Zegar ścienny pokazywał punkt dziesiąta wieczorem. Wylie jeszcze nie ma, trochę się denerwuję. Jedynie dostałem telefon po południu z informacją że będzie późno, ponieważ dzwonili z zakładu w którym była Lydia i jako jej córka musi załatwić kilka spraw. Pytałem czy jechać z nią ale pomyślała o Lauren. Niebyłem zbytnio szczęśliwy ale ufam jej przyjaciółce jakby coś się stało zadzwoniłaby do mnie. Stukam palcami o drewniany blat, moim oczom ukazuję się ramka z naszym zdjęciem ze ślubu. Wylie nie chciała profesjonalnej sesji, w sumie tak samo jak ja. Zrobiliśmy kilka selfie na plaży. Na samą myśl uśmiecham się. W tej samej chwili słyszę ciche pukanie. Podnoszę wzrok na drzwi i widzę żonę.
- Cześć, mogę? - Pyta prawie szeptem.
- Za każdym razem mnie pytasz, a znasz moją odpowiedź. - Śmieję się. Dziewczyna odwzajemnia moją reakcję. Trzyma się za brzuch i siada na skórzanej sofie wygodnie się rozsiadając. - Jak sprawy?
- Dramatycznie. - Wzdycha i zaczesuję włosy do tyłu. - Za to wszystko kupie Lauren dobre wino.
- Opowiadaj czy jesteś zmęczona? - Krzyżuję ręce na piersi i opadam na oparcie fotela.
- Nie, spokojnie. - Delikatnie pochyla się. - Najpierw pojechaliśmy do tego zakładu. Dostałam papiery papiery leczenia mamy i jej akt zgonu. Rozmawiałam z jej lekarką, nikt nie sądził że ona to zrobi.
- W jaki sposób popełniła samobójstwo? - Przerywam jej. Dziewczyna ma zaszklone oczy. Widać że jest to dla niej ciężkie. - Nie powinienem.
- Powiesiła się na klamce. - bierze głęboki wdech. Wstaję z fotela i siadam obok niej. - Podobno dzień wcześniej dowiedział ją jej brat.
- Myślisz że coś jej nagadał? - Zaciskam delikatnie jej dłoń w moją.
- Nie chce się w to zagłębiać. - Podnosi wzrok na mnie. - Potem pojechaliśmy do mieszkania, zabrałam z Lauren wszystkie dokumenty, albumu i pamiątki z domu. Jak coś pudła stoją przed wejściem. - Wycieram jej mokry policzek. - Ciuchy moje i mamy oddaliśmy dla potrzebujących, a mieszkanie umeblowane do sprzedaży.
- Rozumiem.
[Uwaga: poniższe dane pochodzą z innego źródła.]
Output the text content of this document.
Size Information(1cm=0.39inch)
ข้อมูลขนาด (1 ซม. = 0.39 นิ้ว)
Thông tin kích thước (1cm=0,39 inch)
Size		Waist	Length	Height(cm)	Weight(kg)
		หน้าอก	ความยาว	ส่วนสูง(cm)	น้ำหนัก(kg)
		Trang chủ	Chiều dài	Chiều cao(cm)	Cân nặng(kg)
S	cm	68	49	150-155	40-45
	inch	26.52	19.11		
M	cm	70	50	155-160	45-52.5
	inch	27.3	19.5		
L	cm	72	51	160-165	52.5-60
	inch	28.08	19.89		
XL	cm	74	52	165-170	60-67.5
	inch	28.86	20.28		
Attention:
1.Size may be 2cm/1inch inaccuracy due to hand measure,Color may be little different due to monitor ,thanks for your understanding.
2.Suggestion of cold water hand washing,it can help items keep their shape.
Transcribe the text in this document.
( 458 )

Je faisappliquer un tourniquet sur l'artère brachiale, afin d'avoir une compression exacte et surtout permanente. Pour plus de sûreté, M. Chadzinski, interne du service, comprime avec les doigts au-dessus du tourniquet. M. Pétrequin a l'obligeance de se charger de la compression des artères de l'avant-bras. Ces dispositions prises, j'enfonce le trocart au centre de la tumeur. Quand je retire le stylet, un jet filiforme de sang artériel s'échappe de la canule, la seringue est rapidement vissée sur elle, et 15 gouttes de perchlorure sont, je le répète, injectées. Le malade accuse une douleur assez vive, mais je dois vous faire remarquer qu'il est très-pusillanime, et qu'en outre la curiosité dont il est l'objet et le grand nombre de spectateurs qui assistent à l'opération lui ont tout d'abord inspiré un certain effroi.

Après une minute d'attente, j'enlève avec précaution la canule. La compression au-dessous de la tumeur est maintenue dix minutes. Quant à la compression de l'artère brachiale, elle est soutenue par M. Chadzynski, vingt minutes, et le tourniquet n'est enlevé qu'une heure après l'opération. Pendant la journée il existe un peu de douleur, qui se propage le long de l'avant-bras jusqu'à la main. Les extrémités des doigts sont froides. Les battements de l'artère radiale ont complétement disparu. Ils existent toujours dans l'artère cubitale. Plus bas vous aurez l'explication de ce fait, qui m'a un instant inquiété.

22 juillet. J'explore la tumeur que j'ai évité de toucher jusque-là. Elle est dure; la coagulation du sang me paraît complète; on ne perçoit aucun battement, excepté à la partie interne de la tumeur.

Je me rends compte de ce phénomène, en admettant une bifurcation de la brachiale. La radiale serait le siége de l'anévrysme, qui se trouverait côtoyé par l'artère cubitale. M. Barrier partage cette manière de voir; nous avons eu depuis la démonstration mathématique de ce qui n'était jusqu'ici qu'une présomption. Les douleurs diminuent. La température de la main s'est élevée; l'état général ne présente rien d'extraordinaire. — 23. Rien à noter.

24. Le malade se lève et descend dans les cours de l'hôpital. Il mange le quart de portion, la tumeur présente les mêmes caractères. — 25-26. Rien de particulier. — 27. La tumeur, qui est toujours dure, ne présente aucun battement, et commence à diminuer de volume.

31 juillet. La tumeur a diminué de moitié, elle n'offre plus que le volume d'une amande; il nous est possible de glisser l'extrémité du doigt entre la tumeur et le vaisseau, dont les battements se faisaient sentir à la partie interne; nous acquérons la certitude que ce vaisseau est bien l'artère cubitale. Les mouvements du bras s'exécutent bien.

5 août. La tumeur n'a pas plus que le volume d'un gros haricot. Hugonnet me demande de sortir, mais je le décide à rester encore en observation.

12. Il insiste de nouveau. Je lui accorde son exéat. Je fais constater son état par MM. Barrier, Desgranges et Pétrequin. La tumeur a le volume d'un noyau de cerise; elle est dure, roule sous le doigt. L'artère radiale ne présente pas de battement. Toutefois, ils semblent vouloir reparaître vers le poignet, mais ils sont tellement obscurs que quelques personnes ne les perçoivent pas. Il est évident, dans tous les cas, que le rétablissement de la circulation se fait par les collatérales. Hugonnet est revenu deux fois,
Dasz radę iść pojutrze na pogrzeb?
- Tak, dam radę. Będę gdzieś z boku się trzymać. - Wyjmuję chusteczkę z kieszeni i wyciera zapłakane oczy.
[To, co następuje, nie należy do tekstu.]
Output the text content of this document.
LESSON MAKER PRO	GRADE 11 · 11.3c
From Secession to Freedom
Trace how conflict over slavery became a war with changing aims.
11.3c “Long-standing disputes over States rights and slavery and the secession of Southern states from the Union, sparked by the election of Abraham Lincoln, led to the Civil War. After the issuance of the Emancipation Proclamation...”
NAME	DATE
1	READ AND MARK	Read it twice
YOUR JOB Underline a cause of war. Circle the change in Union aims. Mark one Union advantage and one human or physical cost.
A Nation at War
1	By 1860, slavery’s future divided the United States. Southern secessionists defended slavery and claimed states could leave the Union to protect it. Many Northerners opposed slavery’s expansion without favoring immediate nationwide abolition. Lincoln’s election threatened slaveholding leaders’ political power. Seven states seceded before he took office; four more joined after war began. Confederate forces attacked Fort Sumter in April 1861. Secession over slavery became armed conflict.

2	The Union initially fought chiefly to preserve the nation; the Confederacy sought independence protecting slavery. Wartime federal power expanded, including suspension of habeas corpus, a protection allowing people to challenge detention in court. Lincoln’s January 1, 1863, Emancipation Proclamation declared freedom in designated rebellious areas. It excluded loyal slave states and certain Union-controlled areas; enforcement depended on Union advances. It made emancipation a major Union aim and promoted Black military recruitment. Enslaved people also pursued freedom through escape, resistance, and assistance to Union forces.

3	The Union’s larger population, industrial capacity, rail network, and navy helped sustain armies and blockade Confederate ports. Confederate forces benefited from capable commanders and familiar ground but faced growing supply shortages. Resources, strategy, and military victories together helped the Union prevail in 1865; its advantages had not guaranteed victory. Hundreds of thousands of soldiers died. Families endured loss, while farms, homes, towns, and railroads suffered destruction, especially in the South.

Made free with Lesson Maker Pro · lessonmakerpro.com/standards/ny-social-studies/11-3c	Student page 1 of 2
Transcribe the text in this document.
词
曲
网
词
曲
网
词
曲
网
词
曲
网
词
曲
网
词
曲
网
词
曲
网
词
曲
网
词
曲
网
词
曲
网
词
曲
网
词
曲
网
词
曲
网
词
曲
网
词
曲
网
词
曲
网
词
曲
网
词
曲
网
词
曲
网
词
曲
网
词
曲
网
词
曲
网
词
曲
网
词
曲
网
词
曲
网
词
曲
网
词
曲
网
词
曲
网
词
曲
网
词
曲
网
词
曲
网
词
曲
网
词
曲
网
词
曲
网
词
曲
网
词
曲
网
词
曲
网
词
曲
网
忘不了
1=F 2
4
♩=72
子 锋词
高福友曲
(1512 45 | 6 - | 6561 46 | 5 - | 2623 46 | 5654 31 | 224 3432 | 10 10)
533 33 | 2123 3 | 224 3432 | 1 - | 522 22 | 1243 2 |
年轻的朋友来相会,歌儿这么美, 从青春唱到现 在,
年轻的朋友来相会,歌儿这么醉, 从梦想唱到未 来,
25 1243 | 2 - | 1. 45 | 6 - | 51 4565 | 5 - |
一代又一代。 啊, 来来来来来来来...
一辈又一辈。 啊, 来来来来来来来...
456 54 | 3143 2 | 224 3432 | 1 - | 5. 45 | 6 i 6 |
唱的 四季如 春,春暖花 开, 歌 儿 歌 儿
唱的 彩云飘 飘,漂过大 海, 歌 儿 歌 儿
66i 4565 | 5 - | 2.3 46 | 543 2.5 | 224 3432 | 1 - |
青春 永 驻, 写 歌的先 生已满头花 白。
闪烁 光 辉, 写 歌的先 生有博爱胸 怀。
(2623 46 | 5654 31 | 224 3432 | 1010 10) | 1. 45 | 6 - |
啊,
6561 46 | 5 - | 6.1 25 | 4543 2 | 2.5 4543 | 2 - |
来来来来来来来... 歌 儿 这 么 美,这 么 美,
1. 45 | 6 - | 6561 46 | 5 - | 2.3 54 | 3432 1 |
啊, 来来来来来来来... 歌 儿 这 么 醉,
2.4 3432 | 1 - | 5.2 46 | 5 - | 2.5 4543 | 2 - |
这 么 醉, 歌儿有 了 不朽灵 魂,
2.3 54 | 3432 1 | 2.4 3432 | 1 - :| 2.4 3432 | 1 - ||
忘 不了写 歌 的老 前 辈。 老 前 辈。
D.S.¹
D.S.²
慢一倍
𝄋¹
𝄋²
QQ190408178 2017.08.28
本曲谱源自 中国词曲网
- Odwiozę cię i posiedzę w samochodzie. - Całuję ją w skroń i mocno obejmuję. - Jak się dziś czujesz?
- Dobrze, mały był spokojniejszy ode mnie. - Chichoczę.
- Bo chciał ci zakomunikować żebyś brała z niego przykład. - Próbuje rozweselić dziewczynę. Widzę kątem oka jej uśmiech. - Dziś skończyłem pokój.
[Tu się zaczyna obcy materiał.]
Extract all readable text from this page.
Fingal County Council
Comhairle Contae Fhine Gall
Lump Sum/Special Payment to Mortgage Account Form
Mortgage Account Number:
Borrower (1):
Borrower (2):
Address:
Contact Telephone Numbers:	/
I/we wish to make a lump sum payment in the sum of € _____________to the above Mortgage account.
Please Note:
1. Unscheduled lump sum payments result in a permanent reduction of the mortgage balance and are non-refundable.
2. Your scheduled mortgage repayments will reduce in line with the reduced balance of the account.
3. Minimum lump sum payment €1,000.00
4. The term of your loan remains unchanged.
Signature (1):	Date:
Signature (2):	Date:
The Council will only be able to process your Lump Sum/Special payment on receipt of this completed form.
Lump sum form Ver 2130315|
- Jutro przyjdą paczki z wanienką i przewijakiem. - Wtula się we mnie. - Więc jakie imię?
- Nie myślałem nad tym. - Zapada cisza. - Charles?
- Jak? - Podnosi wzrok na mnie.
- Charles. Bardzo ładne.
- Będzie pasować idealnie. - Uśmiecha się. Kładę dłoń na jej policzku, powoli przysuwam się. Zamykam oczy i całujemy się. - Jestem trochę zmęczona.
- Idziesz pod prysznic?
- Właśnie taki mam plan. - Wstaję, a ja razem z nią. - Pomógłbyś mi się ogolić. - Pokazuję na brzuch śmiejąc się. Gestykuluje, pokazując że jest duży.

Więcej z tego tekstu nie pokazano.